If Σ denotes the alphabet, then (using regular expression notation), Σ* denotes the set of all finite strings of symbols from the alphabet. This includes the empty string "", which is denoted by the lower-case Greek letter epsilon = ε. Thus any subset of Σ* is a language. (In particular, the sets Σ* of all finite strings, and the empty set Ø of no strings are languages.)


Finite Automata (FA) (singular: "finite automaton"): These are also called Finite State Machines (FSM).

An FA consists of a finite set of states and finite set of transitions from state to state that occur as input symbols for the alphabet are processed. A transition can go from a state to itself. One state (never more than one) must be designated the start state or initial state. Any number of states (but at least one) must be designated the terminal states or final states or accepting states. Here is a diagram of an FA:


NFA for (a|b)*abb

Here the alphabet is {a, b} and the set of states is {0, 1, 2, 3}. The start state is 0, denoted by an initial arrow. There is only one terminal state, 3, denoted by a double circle around it.

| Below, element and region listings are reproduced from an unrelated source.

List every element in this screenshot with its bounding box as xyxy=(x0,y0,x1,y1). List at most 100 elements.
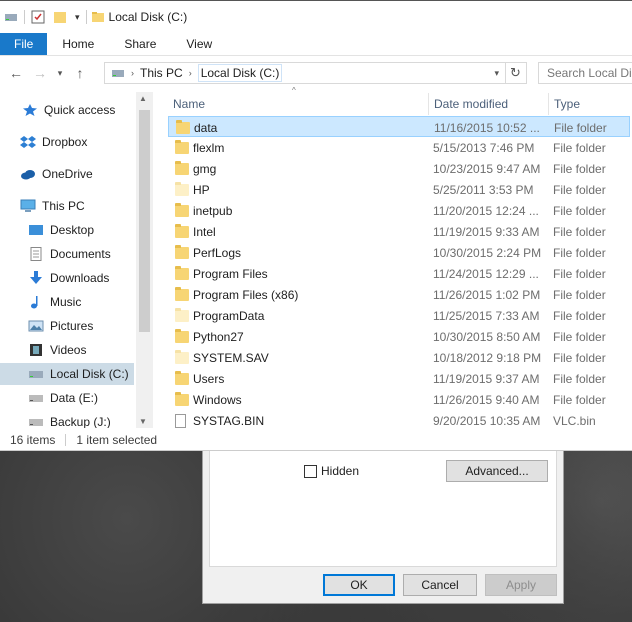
file-date-modified: 10/18/2012 9:18 PM xyxy=(433,350,542,365)
column-divider[interactable] xyxy=(548,93,549,115)
file-date-modified: 5/25/2011 3:53 PM xyxy=(433,182,534,197)
file-row[interactable]: Intel 11/19/2015 9:33 AM File folder xyxy=(168,221,630,242)
sidebar-item-pictures[interactable]: Pictures xyxy=(28,315,93,337)
sidebar-item-local-disk-c[interactable]: Local Disk (C:) xyxy=(0,363,134,385)
ribbon-tabs: File Home Share View xyxy=(0,33,632,56)
properties-icon[interactable] xyxy=(31,10,45,24)
sidebar-scrollbar[interactable]: ▲ ▼ xyxy=(136,92,153,428)
customize-toolbar-icon[interactable]: ▾ xyxy=(75,12,80,23)
file-row[interactable]: flexlm 5/15/2013 7:46 PM File folder xyxy=(168,137,630,158)
sidebar-item-label: Downloads xyxy=(50,271,110,285)
address-bar[interactable]: › This PC › Local Disk (C:) ▾ xyxy=(104,62,506,84)
column-header-type[interactable]: Type xyxy=(554,93,580,115)
file-name: flexlm xyxy=(193,140,225,155)
file-icon-cell xyxy=(175,221,189,242)
sidebar-item-dropbox[interactable]: Dropbox xyxy=(20,131,87,153)
column-header-date-modified[interactable]: Date modified xyxy=(434,93,508,115)
navigation-pane: Quick access Dropbox OneDrive This PC De… xyxy=(0,92,136,428)
scroll-up-icon[interactable]: ▲ xyxy=(139,94,147,103)
sidebar-item-this-pc[interactable]: This PC xyxy=(20,195,85,217)
forward-arrow-icon[interactable]: → xyxy=(30,62,50,84)
sidebar-item-label: Quick access xyxy=(44,103,116,117)
file-row[interactable]: data 11/16/2015 10:52 ... File folder xyxy=(168,116,630,137)
file-icon-cell xyxy=(175,410,186,431)
file-type: File folder xyxy=(553,245,606,260)
folder-icon xyxy=(175,349,189,364)
file-row[interactable]: Users 11/19/2015 9:37 AM File folder xyxy=(168,368,630,389)
back-arrow-icon[interactable]: ← xyxy=(6,62,26,84)
file-date-modified: 10/30/2015 8:50 AM xyxy=(433,329,541,344)
file-type: File folder xyxy=(553,266,606,281)
sidebar-item-videos[interactable]: Videos xyxy=(28,339,86,361)
file-date-modified: 11/25/2015 7:33 AM xyxy=(433,308,540,323)
folder-icon xyxy=(175,391,189,406)
refresh-icon[interactable]: ↻ xyxy=(505,62,527,84)
file-type: VLC.bin xyxy=(553,413,596,428)
file-icon-cell xyxy=(175,158,189,179)
sidebar-item-backup-j[interactable]: Backup (J:) xyxy=(28,411,111,428)
file-name: Intel xyxy=(193,224,216,239)
file-date-modified: 9/20/2015 10:35 AM xyxy=(433,413,541,428)
file-row[interactable]: Program Files 11/24/2015 12:29 ... File fo… xyxy=(168,263,630,284)
column-header-name[interactable]: Name xyxy=(173,93,205,115)
file-type: File folder xyxy=(553,287,606,302)
file-row[interactable]: Program Files (x86) 11/26/2015 1:02 PM Fil… xyxy=(168,284,630,305)
selection-count: 1 item selected xyxy=(76,433,158,447)
tab-file[interactable]: File xyxy=(0,33,48,55)
recent-locations-chevron-icon[interactable]: ▾ xyxy=(54,62,66,84)
file-row[interactable]: gmg 10/23/2015 9:47 AM File folder xyxy=(168,158,630,179)
file-type: File folder xyxy=(553,224,606,239)
breadcrumb-separator-icon[interactable]: › xyxy=(131,68,134,78)
tab-share[interactable]: Share xyxy=(109,33,171,55)
file-row[interactable]: SYSTAG.BIN 9/20/2015 10:35 AM VLC.bin xyxy=(168,410,630,431)
sidebar-item-downloads[interactable]: Downloads xyxy=(28,267,109,289)
folder-icon xyxy=(175,307,189,322)
sidebar-scroll-thumb[interactable] xyxy=(139,110,150,332)
hidden-checkbox[interactable] xyxy=(304,464,317,478)
sidebar-item-onedrive[interactable]: OneDrive xyxy=(20,163,93,185)
up-arrow-icon[interactable]: ↑ xyxy=(70,62,90,84)
properties-dialog: Hidden Advanced... OK Cancel Apply xyxy=(202,440,564,604)
column-divider[interactable] xyxy=(428,93,429,115)
sidebar-item-label: Pictures xyxy=(50,319,94,333)
file-row[interactable]: ProgramData 11/25/2015 7:33 AM File folder xyxy=(168,305,630,326)
sidebar-item-label: This PC xyxy=(42,199,85,213)
sidebar-item-quick-access[interactable]: Quick access xyxy=(22,99,115,121)
folder-icon xyxy=(175,328,189,343)
dropbox-icon xyxy=(20,136,36,148)
sidebar-item-desktop[interactable]: Desktop xyxy=(28,219,94,241)
file-date-modified: 11/20/2015 12:24 ... xyxy=(433,203,539,218)
file-row[interactable]: PerfLogs 10/30/2015 2:24 PM File folder xyxy=(168,242,630,263)
file-row[interactable]: HP 5/25/2011 3:53 PM File folder xyxy=(168,179,630,200)
file-type: File folder xyxy=(553,329,606,344)
apply-button[interactable]: Apply xyxy=(485,574,557,596)
tab-view[interactable]: View xyxy=(171,33,227,55)
folder-icon xyxy=(175,244,189,259)
file-row[interactable]: SYSTEM.SAV 10/18/2012 9:18 PM File folder xyxy=(168,347,630,368)
file-type: File folder xyxy=(553,392,606,407)
cancel-button[interactable]: Cancel xyxy=(403,574,477,596)
file-row[interactable]: inetpub 11/20/2015 12:24 ... File folder xyxy=(168,200,630,221)
folder-icon xyxy=(175,286,189,301)
breadcrumb-local-disk[interactable]: Local Disk (C:) xyxy=(197,64,283,82)
sidebar-item-music[interactable]: Music xyxy=(28,291,81,313)
search-input[interactable]: Search Local Disk (C:) xyxy=(538,62,632,84)
sidebar-item-data-e[interactable]: Data (E:) xyxy=(28,387,98,409)
breadcrumb-this-pc[interactable]: This PC xyxy=(140,66,183,80)
file-row[interactable]: Python27 10/30/2015 8:50 AM File folder xyxy=(168,326,630,347)
new-folder-icon[interactable] xyxy=(53,10,67,24)
file-type: File folder xyxy=(553,182,606,197)
file-row[interactable]: Windows 11/26/2015 9:40 AM File folder xyxy=(168,389,630,410)
address-dropdown-icon[interactable]: ▾ xyxy=(494,68,499,79)
file-name: Windows xyxy=(193,392,242,407)
advanced-button[interactable]: Advanced... xyxy=(446,460,548,482)
sidebar-item-documents[interactable]: Documents xyxy=(28,243,111,265)
file-icon-cell xyxy=(175,347,189,368)
breadcrumb-separator-icon[interactable]: › xyxy=(189,68,192,78)
ok-button[interactable]: OK xyxy=(323,574,395,596)
window-title: Local Disk (C:) xyxy=(108,10,188,24)
scroll-down-icon[interactable]: ▼ xyxy=(139,417,147,426)
tab-home[interactable]: Home xyxy=(47,33,109,55)
hidden-attribute[interactable]: Hidden xyxy=(304,464,359,478)
item-count: 16 items xyxy=(10,433,56,447)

  • NFAs. The particular FA above is called a Non-Deterministic Finite Automaton (NFA).

    This NFA is said to recognize the language L above.

    In order to recognize strings from L with the NFA above, we process an input string character-at-a-time, starting with the 0th character. Start with the start state 0. For each character processed, follow a path labeled with that character. If we can manage (somehow) to end up in the terminal state 3 just as we finish all the characters in the string, we accept the string as belonging to L. Otherwise we reject the string.

    This automaton is called non-deterministic because there is a case (there must be at least one) with two possible choices for the arrow to take. Suppose we are processing the symbol a in the string "abaabaabb". How do we know when to leave state 0 and finish the string? (We could decide with a look-ahead buffer, but we want a simpler solution.)

  • DFAs Given an NFA, it is always possible to create what is called a Deterministic Finite Automaton (DFA) that recognizes the same language. For the language L above, here is the corresponding DFA:


    DFA for (a|b)*abb

    This automaton is called deterministic because in each case there is exactly one choice for which arrow to follow. The process is uniquely determined. If you end up in the terminal state 3, and have reached the end of the string, then you accept the input string as belonging to L and otherwise you reject it.

There is a clever algorithm for constructing a DFA that recognizes the same language as a given NFA (the "subset algorithm") which we will cover in the course. These two examples above of an NFA and corresponding DFA both have the same numbered states and look very similar. This similarity is an artifact of such simple examples. In general the corresponding DFA will be much more complex than the original NFA. In the worst case it will be exponentially larger.


Revision date: 2013-06-07. (Please use ISO 8601, the International Standard.)